WIĘC TO W WASZYCH RĘKACH SPOCZYWA LOS NASZEGO GATUNKU ― powiedział strażnik, ogromnym okiem łypiąc na braci krwi.
Nie… jak to? ― spytał zaskoczony Fabio i spojrzał na nie mniej zaskoczonego Tyen-shina.
Nie rozumiem, w jaki sposób mamy coś wspólnego z waszą przyszłością ― rzucił blondyn.

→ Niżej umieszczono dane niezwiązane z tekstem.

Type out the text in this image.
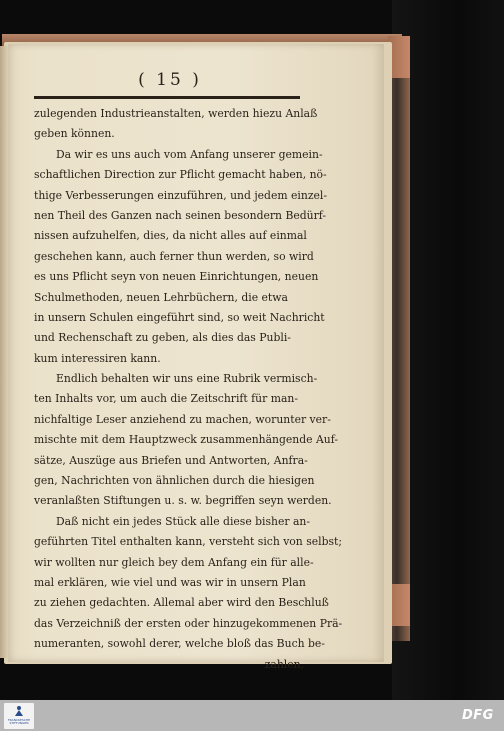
( 15 )
zulegenden Industrieanstalten, werden hiezu Anlaß
geben können.
Da wir es uns auch vom Anfang unserer gemein-
schaftlichen Direction zur Pflicht gemacht haben, nö-
thige Verbesserungen einzuführen, und jedem einzel-
nen Theil des Ganzen nach seinen besondern Bedürf-
nissen aufzuhelfen, dies, da nicht alles auf einmal
geschehen kann, auch ferner thun werden, so wird
es uns Pflicht seyn von neuen Einrichtungen, neuen
Schulmethoden, neuen Lehrbüchern, die etwa
in unsern Schulen eingeführt sind, so weit Nachricht
und Rechenschaft zu geben, als dies das Publi-
kum interessiren kann.
Endlich behalten wir uns eine Rubrik vermisch-
ten Inhalts vor, um auch die Zeitschrift für man-
nichfaltige Leser anziehend zu machen, worunter ver-
mischte mit dem Hauptzweck zusammenhängende Auf-
sätze, Auszüge aus Briefen und Antworten, Anfra-
gen, Nachrichten von ähnlichen durch die hiesigen
veranlaßten Stiftungen u. s. w. begriffen seyn werden.
Daß nicht ein jedes Stück alle diese bisher an-
geführten Titel enthalten kann, versteht sich von selbst;
wir wollten nur gleich bey dem Anfang ein für alle-
mal erklären, wie viel und was wir in unsern Plan
zu ziehen gedachten. Allemal aber wird den Beschluß
das Verzeichniß der ersten oder hinzugekommenen Prä-
numeranten, sowohl derer, welche bloß das Buch be-
zahlen,
FRANCKESCHE STIFTUNGEN	DFG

Dai-fung odwrócił łeb w jego stronę i odparł:
ISTNIEJE PRZEPOWIEDNIA PRZEKAZYWANA PRZEZ NASZ NARÓD OD WIELU POKOLEŃ. ŻYJEMY PO OKOŁO TYSIĄC LAT, WIĘC PROROCTWO MA WIELE TYSIĄCLECI. PEWNEGO DNIA MA POJAWIĆ SIĘ PARA LUDZI, KTÓRA OCALI NASZ GATUNEK OD ZAGŁADY. TREŚĆ PRZEPOWIEDNI NIE JEST JASNA, NIE PRECYZUJE, CZY KONKRETNIE CHODZI O WAS. ZA TO MÓWI WYRAŹNIE, ŻE LUDZIE CI MAJĄ BYĆ KOCHANKAMI.
Ale… my jesteśmy braćmi… ― wtrącił Fabio.

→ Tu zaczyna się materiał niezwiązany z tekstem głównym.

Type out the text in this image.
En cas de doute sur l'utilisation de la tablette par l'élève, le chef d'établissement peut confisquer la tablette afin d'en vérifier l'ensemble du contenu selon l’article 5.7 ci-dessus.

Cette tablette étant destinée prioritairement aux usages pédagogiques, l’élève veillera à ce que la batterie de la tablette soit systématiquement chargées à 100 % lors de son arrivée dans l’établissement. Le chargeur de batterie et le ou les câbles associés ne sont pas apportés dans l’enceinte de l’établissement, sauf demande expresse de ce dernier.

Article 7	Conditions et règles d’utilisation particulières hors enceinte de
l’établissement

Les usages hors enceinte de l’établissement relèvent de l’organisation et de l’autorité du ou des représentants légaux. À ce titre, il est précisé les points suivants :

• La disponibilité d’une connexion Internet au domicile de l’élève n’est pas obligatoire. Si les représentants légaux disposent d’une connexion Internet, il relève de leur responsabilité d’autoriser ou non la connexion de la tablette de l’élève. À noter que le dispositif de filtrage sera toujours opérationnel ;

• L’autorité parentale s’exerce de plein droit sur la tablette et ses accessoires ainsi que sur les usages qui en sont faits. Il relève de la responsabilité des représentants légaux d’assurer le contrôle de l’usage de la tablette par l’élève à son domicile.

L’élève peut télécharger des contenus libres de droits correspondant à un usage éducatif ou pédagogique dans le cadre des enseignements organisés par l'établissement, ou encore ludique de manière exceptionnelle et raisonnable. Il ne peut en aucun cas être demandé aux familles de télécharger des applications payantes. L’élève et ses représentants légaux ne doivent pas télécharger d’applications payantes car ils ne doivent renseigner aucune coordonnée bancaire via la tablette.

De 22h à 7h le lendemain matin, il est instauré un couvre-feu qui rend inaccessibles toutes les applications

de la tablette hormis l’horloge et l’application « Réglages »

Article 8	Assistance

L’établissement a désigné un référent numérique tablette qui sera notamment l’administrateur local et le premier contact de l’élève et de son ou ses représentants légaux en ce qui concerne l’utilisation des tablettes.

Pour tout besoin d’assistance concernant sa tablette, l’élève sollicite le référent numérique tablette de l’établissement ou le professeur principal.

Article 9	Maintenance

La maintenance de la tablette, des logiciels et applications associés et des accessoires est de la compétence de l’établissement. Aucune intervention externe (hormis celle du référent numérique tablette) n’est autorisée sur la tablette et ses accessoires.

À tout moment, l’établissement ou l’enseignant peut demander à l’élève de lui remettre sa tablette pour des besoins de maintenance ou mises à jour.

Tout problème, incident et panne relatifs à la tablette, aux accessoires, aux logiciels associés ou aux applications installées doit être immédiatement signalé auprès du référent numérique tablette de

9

NIE Z JEDNEJ MATKI. JESTEŚCIE BRAĆMI POPRZEZ WIĄŻĄCĄ WAS MAGICZNĄ WIĘŹ, STWORZONĄ PODCZAS RYTUAŁU PIEKIELNEGO KAMIENIA. WASZA KREW ZMIESZAŁA SIĘ, ŁĄCZĄC WAS NA WIEKI. TO JEST PODSTAWĄ PROROCTWA.
Ale my nie jesteśmy kochankami! ― zaprotestował Tyen-shin i rumieniąc się na wspomnienie uczucia, jakie opanowało go, gdy przytulił Fabia, zamilkł nagle.

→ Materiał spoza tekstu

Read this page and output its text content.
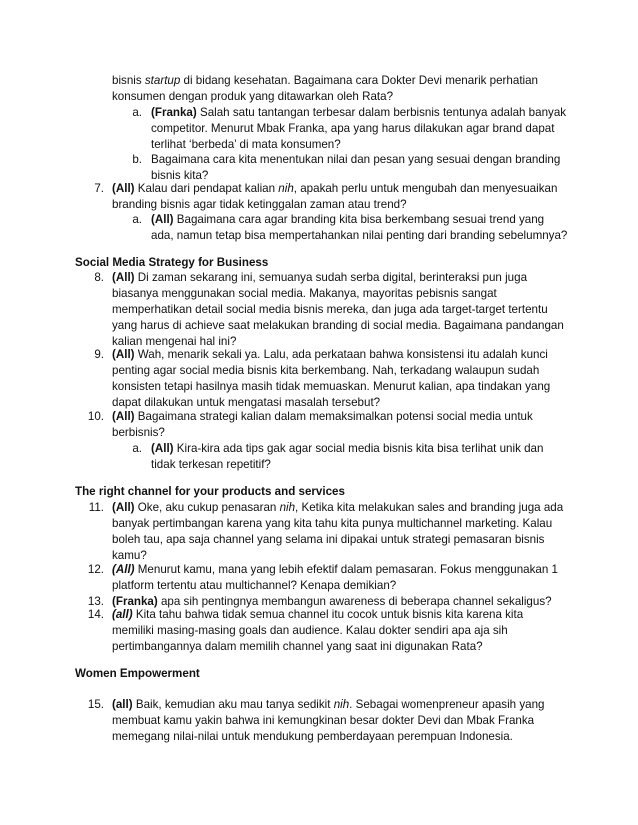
bisnis startup di bidang kesehatan. Bagaimana cara Dokter Devi menarik perhatian
konsumen dengan produk yang ditawarkan oleh Rata?
a. (Franka) Salah satu tantangan terbesar dalam berbisnis tentunya adalah banyak
competitor. Menurut Mbak Franka, apa yang harus dilakukan agar brand dapat
terlihat ‘berbeda’ di mata konsumen?
b. Bagaimana cara kita menentukan nilai dan pesan yang sesuai dengan branding
bisnis kita?
7. (All) Kalau dari pendapat kalian nih, apakah perlu untuk mengubah dan menyesuaikan
branding bisnis agar tidak ketinggalan zaman atau trend?
a. (All) Bagaimana cara agar branding kita bisa berkembang sesuai trend yang
ada, namun tetap bisa mempertahankan nilai penting dari branding sebelumnya?
Social Media Strategy for Business
8. (All) Di zaman sekarang ini, semuanya sudah serba digital, berinteraksi pun juga
biasanya menggunakan social media. Makanya, mayoritas pebisnis sangat
memperhatikan detail social media bisnis mereka, dan juga ada target-target tertentu
yang harus di achieve saat melakukan branding di social media. Bagaimana pandangan
kalian mengenai hal ini?
9. (All) Wah, menarik sekali ya. Lalu, ada perkataan bahwa konsistensi itu adalah kunci
penting agar social media bisnis kita berkembang. Nah, terkadang walaupun sudah
konsisten tetapi hasilnya masih tidak memuaskan. Menurut kalian, apa tindakan yang
dapat dilakukan untuk mengatasi masalah tersebut?
10. (All) Bagaimana strategi kalian dalam memaksimalkan potensi social media untuk
berbisnis?
a. (All) Kira-kira ada tips gak agar social media bisnis kita bisa terlihat unik dan
tidak terkesan repetitif?
The right channel for your products and services
11. (All) Oke, aku cukup penasaran nih, Ketika kita melakukan sales and branding juga ada
banyak pertimbangan karena yang kita tahu kita punya multichannel marketing. Kalau
boleh tau, apa saja channel yang selama ini dipakai untuk strategi pemasaran bisnis
kamu?
12. (All) Menurut kamu, mana yang lebih efektif dalam pemasaran. Fokus menggunakan 1
platform tertentu atau multichannel? Kenapa demikian?
13. (Franka) apa sih pentingnya membangun awareness di beberapa channel sekaligus?
14. (all) Kita tahu bahwa tidak semua channel itu cocok untuk bisnis kita karena kita
memiliki masing-masing goals dan audience. Kalau dokter sendiri apa aja sih
pertimbangannya dalam memilih channel yang saat ini digunakan Rata?
Women Empowerment
15. (all) Baik, kemudian aku mau tanya sedikit nih. Sebagai womenpreneur apasih yang
membuat kamu yakin bahwa ini kemungkinan besar dokter Devi dan Mbak Franka
memegang nilai-nilai untuk mendukung pemberdayaan perempuan Indonesia.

Ale możemy być, pomyślał. Zawstydzony, zerknął na bruneta i spuścił wzrok. Ten również się zarumienił i poczuł narastające uczucie gorąca w kroku.
PRZEPOWIEDNIE MAJĄ TO DO SIEBIE, ŻE CZĘSTO SĄ NIEJASNE I UBRANE W DZIWNE, NIEZROZUMIAŁE SŁOWA. W NASZEJ NIE JEST TO SPRECYZOWANE POJĘCIE KOCHANKÓW, JEDYNIE, ŻE LUDZIE CI BĘDĄ SIĘ KOCHAĆ. RÓWNIE DOBRZE MOGĄ KOCHAĆ SIĘ JAK BRACIA. POZA TYM WIĘKSZOŚĆ SZCZEGÓŁÓW SIĘ ZGADZA. W PROROCTWIE JEST MOWA O KRWAWYM RYTUALE, Z KTÓREGO OCALEJE TA DWÓJKA, O ŚWIECĄCYM KAMIENIU, KTÓRY ZABIJA SWYM BLASKIEM, O POTĘŻNEJ MAGII, OTACZAJĄCEJ TĘ PARĘ.
Azjata oparł się o wilgotną, chropowatą ścianę jaskini.
Jak mamy was uratować? ― zapytał, patrząc na oba smoki.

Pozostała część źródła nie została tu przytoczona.